(1.) THE question which arises in this reference is whether the contract sought to be assessed by the revenue was a contract of sale of goods or for work and labour.
(2.) THE applicants carry on business as builders of bodies of trucks and of repairing cars and other vehicles. On 7th August, 1962, they entered into a contract with Messrs Patel Maraman Bhaya and Mohanlal and Co. of Keshod, whereby they undertook to construct the body of a truck belonging to the said firm. THE contract set out the various specification "for building the body of the truck on W.B. (i.e., wheel base)". THEse specifications inter alia provided the size of the body, its length, width and height, and the materials of which the floor thereof was to be made, the manner in which nuts and bolts had to be affixed as also the central pillar, which was to be a folding one, the number of hooks to be affixed and for a cabin with two full size doors for the driver. THE contract then states that a lump sum of Rs. 3,021 was to be paid for the work. THE contract also contained the following term which the parties added in ink to the printed terms, namely, "THE body is to be prepared and delivered on or before 25th August, 1962." It also provided that over and above the said sum of Rs. 3,021, it was the customer who had to pay for the "chanda" (mirror) and charges for painting, presumably such things as "public carrier" etc.
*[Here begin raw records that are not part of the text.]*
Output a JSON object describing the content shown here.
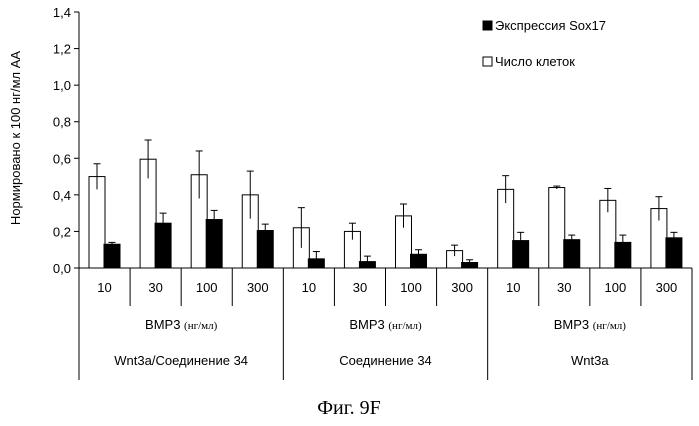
{
  "chart_data": {
    "type": "bar",
    "ylabel": "Нормировано к 100 нг/мл АА",
    "ylim": [
      0,
      1.4
    ],
    "yticks": [
      "0,0",
      "0,2",
      "0,4",
      "0,6",
      "0,8",
      "1,0",
      "1,2",
      "1,4"
    ],
    "categories": [
      "10",
      "30",
      "100",
      "300",
      "10",
      "30",
      "100",
      "300",
      "10",
      "30",
      "100",
      "300"
    ],
    "bmp_label_main": "BMP3",
    "bmp_label_unit": "(нг/мл)",
    "groups": [
      "Wnt3a/Соединение 34",
      "Соединение 34",
      "Wnt3a"
    ],
    "legend_position": "top-right",
    "series": [
      {
        "name": "Число клеток",
        "fill": "#ffffff",
        "values": [
          0.5,
          0.595,
          0.51,
          0.4,
          0.22,
          0.2,
          0.285,
          0.095,
          0.43,
          0.44,
          0.37,
          0.325
        ],
        "errors": [
          0.07,
          0.105,
          0.13,
          0.13,
          0.11,
          0.045,
          0.065,
          0.03,
          0.075,
          0.008,
          0.065,
          0.065
        ]
      },
      {
        "name": "Экспрессия Sox17",
        "fill": "#000000",
        "values": [
          0.13,
          0.245,
          0.265,
          0.205,
          0.05,
          0.035,
          0.075,
          0.03,
          0.15,
          0.155,
          0.14,
          0.165
        ],
        "errors": [
          0.01,
          0.055,
          0.05,
          0.035,
          0.04,
          0.03,
          0.025,
          0.015,
          0.045,
          0.025,
          0.04,
          0.03
        ]
      }
    ]
  },
  "legend": [
    {
      "symbol": "filled-square",
      "label": "Экспрессия Sox17"
    },
    {
      "symbol": "open-square",
      "label": "Число клеток"
    }
  ],
  "caption": "Фиг. 9F"
}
On 31st August, 1962, the assessees prepared two bills, one for the amount of Rs. 1,900 in respect of the materials used for building the body and another for Rs. 1,245, being labour charges.
(3.) MR. Nanavati who appears for the applicants placed two contentions before us, (1) that on a true interpretation of the contract embodied in the specifications dated 7th August, 1962, the contract was one for work and labour and not for the sale of the body of the truck, and (2) in the alternative, that it was composite contract, one for materials sold and the other for work and labour and, therefore, the amount received for work and labour was in any event not taxable. MR. Nanavati argued that the Tribunal was in error in interpreting the contract as one of sale of the body of the truck, for the agreement however stated that the entire body was to be delivered and that on the delivery of the truck, the price was to be paid. The contract, therefore, was for the construction and not for the sale of the body. MR. Nanavati went further and argued that no sooner a plank, nut or a part was affixed, the property in that material would pass to the customer. If such material was destroyed before the body was completed, the customer would ordinarily have to be bear the loss, but that consequence was saved in the instant case because the customer was to pay a lump sum for the entire work and the applicants therefore could not demand the price or part of the price before the work was finished and the body was completed and delivered. On the order hand, the learned Assistant Government Pleader contended that the contract was clearly a contract of sale of the body, that the contract indicated clearly that it was upon the completion of the body and its delivery that the customer would be liable to pay the aforesaid amount of Rs. 3,021, and that it was only when delivery of the completed body was made that the property in it would pass to the customer.